The Bone Jangler opened his speech by stating how “indebted” he felt towards Maila Nurmi for “setting the template” as well as the “tone” by her appearance and style. He referred to his fellow hosts and hostesses as his “brothers and sisters,” while reminding them that they, like Vampira, are all “artists.”
The final duo to share there thoughts on Vampira were Penny Dreadful and Count Gore de Vol. Penny, accompanied by her companion Garou, reminded listeners that Maila Nurmi , aside from a horror host, was also “an independent woman…fearless in her convictions and in her thinking.” She went on to say that, “While Vampira is surely the black cloth from which we’ve all been cut, the memory of Maila Nurmi the artist and woman should embolden us to shed the shackles of main stream society’s constraints..” Creating loud applause she urged everyone to “drink a Vampira cocktail” in her honor.
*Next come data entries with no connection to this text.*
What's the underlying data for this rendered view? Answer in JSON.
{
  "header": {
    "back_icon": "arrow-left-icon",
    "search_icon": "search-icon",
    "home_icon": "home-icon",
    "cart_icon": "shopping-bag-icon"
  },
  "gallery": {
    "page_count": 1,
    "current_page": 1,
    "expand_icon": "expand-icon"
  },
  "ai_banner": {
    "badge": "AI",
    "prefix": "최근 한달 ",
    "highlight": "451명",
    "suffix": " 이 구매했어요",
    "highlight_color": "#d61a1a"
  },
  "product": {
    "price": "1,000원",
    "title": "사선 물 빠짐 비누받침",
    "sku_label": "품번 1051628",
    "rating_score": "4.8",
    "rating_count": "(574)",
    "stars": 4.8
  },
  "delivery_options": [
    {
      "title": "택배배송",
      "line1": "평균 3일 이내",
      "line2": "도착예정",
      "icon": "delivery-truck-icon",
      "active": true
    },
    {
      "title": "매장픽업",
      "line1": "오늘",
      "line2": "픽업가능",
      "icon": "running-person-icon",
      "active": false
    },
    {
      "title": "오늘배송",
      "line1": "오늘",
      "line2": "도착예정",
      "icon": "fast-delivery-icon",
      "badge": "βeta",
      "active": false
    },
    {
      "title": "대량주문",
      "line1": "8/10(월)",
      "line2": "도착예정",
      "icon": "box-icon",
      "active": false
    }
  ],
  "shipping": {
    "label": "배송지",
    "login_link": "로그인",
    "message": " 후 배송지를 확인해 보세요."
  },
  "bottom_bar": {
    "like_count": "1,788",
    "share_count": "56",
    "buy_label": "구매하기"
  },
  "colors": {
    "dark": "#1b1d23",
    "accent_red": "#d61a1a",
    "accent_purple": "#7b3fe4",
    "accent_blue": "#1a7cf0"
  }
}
I must say that of all the hosts I’ve had the privilege of experiencing, Penny Dreadful reminds me the most of Vampira…even over The Mistress of the Dark who had initially been modeled after her.
Count Gore de Vol opened his speech with an invitation to his followers to “think about” the impact of Vampira who had appeared on a single station during a span that reached a paltry “14 months.” Despite this fact, Count Gore reminded the hosts, she is responsible for creating the ” legacy for which we all dibble our lives and careers.” This paved the way for himself, and fellow hosts, to go on and create their “own legacies.” Something that the Count knows first hand having created his own hosting dynasty.
As this was a horror-themed tribute, there could be no better way to conclude the show without actually raising the dead. Horror magician Ron Fitzgerald took to the stage and called on the lifeless body of Vampira (portrayed by horror hostess Evelle LeChant) to “rise.” Slowly she lifted herself up from her black altar, walked towards the crowd, and mimicked the famous scream for which the tribute began.
As light illuminated the chamber, the hosts gathered together for a group photo. While waiting for everyone to snap this priceless image depicting the largest massing of their kind, a few broke into song – belting the ending of The Beatles hit, “Hey Jude.” I almost dropped my own camera from laughing, though the scene was much more reminiscent of the cover of “Sgt Pepper.”
As I embarked on the journey back to Chicago I couldn’t help but reflect on the past few days. I had arrived at Horrorhound ignorant of Vampira, aside from the image of her walking as a zombie in PLAN 9 FROM OUTER SPACE and the subsequent portrayal of her by Lisa Marie in the film ED WOOD. I can honestly say that I left with a much greater understanding of Vampira, as well as the mysterious woman behind her.
I knew that I had just experienced the most amazing convention of my life. There could be little doubt that it was the congregation of hosts (the ultimate horror fans) that had raised it to these heights. I couldn’t help but feel an immense sense of gratitude towards, not only them, but the woman who had made it all possible.
Several moments passed as I pondered Maila Nurmi and how wonderful my childhood had been enjoying one of the benefactors of her work, Svengoolie. Without Vampira there would have been no Svengoolie parodies, raucous laughter from Zomboo, or my daughters new appreciation for older films via Wolfman Mac. I can no longer discount the importance of Vampira as I, and my children, continue to enjoy these things. Doktor Goulfinger would be pleased.